Justice: My diversity, equity, inclusion, and social justice journey began during a transformative minorities class in high school. "I did then what I knew how to do. Now that I know better, I do better." (Maya Angelou) This quote may be applied more broadly but is most apt for considering justice. Since taking that class, I have worked to know better and do better. This approach moves us forward and acknowledges the past but does not expect the past to look like the present – it cannot. Along the way, I encountered reparative or restorative justice, which emphasizes acknowledging the harm done by injustice, accepting an obligation to address the harm done, and engaging in communication within the affected community to repair the harm. Within the archival community, it might be helpful – and hopeful – to try moving from retributive justice, the most common form, to reparative justice as we continue to work to confront injustice and do better. Addressing systemic problems requires time, effort, and persistence. Radical collaboration might provide a path forward for reparative justice in our own community.

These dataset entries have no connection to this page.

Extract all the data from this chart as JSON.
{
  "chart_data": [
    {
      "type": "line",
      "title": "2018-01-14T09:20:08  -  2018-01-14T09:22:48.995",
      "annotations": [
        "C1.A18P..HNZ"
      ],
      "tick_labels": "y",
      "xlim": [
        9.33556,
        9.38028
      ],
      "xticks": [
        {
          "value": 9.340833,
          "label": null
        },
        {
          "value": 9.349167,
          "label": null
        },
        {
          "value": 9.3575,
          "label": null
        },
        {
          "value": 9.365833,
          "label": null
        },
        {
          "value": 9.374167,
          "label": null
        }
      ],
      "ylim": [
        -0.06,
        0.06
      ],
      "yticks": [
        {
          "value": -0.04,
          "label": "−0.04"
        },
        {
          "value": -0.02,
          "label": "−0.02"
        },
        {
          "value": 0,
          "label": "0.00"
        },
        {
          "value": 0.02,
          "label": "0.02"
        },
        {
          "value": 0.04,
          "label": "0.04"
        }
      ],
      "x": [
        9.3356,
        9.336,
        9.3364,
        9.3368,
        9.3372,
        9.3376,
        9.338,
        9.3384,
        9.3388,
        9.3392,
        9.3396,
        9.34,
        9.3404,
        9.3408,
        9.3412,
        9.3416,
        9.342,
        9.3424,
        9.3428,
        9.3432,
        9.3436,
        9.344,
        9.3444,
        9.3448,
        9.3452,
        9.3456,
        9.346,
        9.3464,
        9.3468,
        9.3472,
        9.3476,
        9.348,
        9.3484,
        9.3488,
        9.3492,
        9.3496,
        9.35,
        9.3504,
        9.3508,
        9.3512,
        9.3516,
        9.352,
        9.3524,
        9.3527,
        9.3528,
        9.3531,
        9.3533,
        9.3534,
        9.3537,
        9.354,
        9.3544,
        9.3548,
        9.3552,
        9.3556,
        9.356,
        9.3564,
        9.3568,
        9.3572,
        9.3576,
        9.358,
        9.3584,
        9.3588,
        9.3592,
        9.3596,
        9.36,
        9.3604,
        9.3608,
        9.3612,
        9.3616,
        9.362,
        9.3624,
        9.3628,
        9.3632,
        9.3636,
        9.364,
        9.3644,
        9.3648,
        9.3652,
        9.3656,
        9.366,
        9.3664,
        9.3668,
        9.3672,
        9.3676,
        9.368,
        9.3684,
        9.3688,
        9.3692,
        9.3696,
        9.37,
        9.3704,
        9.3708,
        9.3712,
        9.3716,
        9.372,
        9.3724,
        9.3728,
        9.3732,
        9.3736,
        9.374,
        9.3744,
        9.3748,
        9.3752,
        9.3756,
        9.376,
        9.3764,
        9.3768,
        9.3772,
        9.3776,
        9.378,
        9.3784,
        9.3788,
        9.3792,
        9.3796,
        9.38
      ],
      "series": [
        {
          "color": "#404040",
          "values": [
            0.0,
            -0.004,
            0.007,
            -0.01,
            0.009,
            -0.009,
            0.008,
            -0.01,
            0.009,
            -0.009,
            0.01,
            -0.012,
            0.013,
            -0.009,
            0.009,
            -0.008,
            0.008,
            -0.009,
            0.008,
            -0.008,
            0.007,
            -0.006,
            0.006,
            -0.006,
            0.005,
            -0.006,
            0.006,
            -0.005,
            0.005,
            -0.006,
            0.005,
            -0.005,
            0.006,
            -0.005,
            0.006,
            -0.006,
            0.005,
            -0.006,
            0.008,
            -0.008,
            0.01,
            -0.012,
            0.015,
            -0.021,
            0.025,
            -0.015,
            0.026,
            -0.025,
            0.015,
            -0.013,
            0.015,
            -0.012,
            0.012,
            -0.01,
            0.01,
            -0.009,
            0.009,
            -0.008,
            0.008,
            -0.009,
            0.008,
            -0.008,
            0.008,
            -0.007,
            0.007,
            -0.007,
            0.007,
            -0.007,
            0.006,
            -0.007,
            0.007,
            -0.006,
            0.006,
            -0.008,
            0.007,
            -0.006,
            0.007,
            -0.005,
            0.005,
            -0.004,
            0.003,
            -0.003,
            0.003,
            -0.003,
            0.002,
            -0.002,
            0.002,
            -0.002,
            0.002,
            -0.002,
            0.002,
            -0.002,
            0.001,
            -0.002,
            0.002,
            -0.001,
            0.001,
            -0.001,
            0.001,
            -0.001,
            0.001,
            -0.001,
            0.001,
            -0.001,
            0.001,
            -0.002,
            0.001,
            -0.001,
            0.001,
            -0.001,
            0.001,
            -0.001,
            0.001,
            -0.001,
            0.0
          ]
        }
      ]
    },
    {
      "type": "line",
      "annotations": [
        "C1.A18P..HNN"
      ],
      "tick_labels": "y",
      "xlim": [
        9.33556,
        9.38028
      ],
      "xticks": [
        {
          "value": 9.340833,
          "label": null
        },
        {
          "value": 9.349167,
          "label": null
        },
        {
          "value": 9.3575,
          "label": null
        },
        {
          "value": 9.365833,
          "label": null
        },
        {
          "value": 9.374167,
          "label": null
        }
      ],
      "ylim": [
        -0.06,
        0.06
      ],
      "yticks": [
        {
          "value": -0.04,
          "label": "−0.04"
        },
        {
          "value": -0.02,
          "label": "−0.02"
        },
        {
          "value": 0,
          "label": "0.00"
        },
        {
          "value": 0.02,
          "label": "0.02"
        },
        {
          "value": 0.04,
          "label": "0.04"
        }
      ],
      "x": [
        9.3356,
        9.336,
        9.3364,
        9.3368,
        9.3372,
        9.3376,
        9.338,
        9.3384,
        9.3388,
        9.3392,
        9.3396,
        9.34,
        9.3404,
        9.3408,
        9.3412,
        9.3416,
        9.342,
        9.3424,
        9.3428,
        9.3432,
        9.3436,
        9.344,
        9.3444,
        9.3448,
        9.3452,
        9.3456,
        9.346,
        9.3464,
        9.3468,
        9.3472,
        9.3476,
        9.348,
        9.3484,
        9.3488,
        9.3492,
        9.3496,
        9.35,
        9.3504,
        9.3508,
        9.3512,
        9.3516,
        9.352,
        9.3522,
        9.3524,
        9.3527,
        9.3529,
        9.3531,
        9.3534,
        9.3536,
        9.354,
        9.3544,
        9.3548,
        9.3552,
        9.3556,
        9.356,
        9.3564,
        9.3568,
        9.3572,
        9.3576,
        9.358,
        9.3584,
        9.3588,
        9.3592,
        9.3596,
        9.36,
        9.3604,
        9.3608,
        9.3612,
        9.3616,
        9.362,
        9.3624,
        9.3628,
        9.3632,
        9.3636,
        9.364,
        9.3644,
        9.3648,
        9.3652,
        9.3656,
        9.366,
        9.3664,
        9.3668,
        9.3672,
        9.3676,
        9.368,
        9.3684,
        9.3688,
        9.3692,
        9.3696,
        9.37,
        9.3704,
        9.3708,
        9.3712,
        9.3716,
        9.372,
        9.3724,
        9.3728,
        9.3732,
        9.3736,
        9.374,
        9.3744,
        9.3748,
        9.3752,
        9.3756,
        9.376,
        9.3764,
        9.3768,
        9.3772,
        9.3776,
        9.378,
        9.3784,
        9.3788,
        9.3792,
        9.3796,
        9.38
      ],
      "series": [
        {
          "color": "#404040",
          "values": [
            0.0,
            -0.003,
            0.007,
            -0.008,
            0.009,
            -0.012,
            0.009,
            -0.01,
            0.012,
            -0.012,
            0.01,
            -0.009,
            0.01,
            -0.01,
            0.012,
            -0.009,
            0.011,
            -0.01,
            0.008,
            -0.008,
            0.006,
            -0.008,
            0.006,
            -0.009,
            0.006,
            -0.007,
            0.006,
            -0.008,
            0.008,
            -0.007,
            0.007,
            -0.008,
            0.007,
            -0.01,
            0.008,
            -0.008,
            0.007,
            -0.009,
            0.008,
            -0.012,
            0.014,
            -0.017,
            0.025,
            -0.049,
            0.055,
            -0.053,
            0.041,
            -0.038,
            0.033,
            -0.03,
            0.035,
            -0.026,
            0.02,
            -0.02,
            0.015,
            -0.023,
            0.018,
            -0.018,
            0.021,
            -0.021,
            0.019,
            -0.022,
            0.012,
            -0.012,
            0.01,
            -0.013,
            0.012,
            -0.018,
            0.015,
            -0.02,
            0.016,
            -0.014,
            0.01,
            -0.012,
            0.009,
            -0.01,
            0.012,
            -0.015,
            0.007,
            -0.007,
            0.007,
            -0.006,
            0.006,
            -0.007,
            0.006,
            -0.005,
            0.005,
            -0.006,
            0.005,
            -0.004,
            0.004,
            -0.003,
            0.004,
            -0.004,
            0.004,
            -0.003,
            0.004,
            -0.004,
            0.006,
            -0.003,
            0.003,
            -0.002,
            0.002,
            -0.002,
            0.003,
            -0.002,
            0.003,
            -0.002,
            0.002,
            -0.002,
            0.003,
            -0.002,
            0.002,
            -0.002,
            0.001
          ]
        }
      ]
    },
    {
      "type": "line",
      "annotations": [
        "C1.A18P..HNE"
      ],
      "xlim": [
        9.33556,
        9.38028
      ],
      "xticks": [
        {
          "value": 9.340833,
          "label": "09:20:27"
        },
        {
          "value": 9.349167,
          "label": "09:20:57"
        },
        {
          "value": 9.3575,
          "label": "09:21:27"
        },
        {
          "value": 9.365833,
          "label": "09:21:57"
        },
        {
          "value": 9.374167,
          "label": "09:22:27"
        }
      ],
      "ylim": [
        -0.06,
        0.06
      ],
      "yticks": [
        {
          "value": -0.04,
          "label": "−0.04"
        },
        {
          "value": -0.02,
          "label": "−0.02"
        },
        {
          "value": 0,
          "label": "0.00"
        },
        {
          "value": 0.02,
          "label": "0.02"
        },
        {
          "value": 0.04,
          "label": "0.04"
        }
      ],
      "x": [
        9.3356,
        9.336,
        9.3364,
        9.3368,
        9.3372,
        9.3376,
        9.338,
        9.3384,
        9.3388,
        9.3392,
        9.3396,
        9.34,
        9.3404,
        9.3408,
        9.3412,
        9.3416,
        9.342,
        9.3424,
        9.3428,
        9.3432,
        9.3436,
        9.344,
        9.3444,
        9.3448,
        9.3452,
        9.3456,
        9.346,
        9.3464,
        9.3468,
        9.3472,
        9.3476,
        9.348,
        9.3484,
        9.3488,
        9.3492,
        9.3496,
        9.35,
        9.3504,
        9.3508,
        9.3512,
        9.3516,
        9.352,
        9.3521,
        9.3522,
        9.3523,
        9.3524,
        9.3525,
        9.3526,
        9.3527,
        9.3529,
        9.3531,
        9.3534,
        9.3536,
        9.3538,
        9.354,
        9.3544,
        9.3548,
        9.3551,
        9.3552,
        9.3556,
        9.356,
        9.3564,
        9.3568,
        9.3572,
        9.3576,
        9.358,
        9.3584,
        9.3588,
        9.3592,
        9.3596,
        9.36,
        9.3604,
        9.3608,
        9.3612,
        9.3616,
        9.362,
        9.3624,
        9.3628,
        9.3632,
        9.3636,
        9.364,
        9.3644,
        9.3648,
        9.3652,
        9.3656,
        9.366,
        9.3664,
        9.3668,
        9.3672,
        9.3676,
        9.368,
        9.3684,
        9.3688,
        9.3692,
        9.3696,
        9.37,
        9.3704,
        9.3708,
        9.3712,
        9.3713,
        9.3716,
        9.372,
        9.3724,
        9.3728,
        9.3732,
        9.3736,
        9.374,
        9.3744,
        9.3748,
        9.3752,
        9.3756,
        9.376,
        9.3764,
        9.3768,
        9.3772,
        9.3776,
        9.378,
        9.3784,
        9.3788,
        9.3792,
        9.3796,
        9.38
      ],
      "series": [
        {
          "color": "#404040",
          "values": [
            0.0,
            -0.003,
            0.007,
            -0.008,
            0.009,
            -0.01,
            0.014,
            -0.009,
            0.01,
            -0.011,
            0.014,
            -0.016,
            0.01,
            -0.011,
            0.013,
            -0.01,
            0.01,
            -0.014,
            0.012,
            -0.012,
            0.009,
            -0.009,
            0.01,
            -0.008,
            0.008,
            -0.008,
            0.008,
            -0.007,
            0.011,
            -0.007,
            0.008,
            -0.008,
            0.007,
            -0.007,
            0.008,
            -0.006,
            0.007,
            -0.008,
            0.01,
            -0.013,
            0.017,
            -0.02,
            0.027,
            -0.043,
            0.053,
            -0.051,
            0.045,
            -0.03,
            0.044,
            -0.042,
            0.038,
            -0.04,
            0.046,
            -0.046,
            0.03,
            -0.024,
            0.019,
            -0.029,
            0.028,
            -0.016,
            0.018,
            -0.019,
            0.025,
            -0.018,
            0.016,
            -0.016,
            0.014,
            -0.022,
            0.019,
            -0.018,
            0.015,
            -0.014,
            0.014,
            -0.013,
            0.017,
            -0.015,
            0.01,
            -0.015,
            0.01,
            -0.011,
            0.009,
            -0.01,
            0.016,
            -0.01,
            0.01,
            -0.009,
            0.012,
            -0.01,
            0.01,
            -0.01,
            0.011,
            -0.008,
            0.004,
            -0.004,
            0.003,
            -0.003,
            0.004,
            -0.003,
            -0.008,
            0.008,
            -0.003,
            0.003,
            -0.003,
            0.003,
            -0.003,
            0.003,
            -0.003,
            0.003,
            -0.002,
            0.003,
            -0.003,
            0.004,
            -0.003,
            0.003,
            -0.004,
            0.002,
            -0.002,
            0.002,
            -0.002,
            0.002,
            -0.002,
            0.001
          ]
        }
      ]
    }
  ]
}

The three-legged stool for me became research, instruction, and practice – a cross-domain to research-based practice or practice-based research. Lately, I have been wondering if the aftermath of downturn at the end of the 2000s and the global impact of the pandemic disrupted the community-based exploration and innovation that had been at the center of digital practice. It would be encouraging to see a new version of a community-wide research agenda for digital practice that was not constrained by the boundaries of institutional priorities, membership organizations, or provider services– a more spontaneous, inclusive, and open-ended consideration of current trends, emerging challenges, and unexplored opportunities. Sometimes before a technological leap forward, practice becomes more fixed or even complacent. When the next technological leap comes, good practice will begin to respond by bringing lessons learned from our preservation track record of more than sixty years – spanning generations of technology – by adapting, extending, and inventing what we will need to do to sustain our digital collections.
I feel fortunate to have worked on topics, issues and initiatives that are rewarding and worthwhile with colleagues, “frolleagues” and friends who have made the journey so enjoyable. I have learned from amazing mentors, coaches, and role models who demonstrated the importance of paying it forward, an example I have adopted and prioritized. I am grateful to the Emmett Leahy Award Committee for conferring upon me this unexpected and much appreciated honor.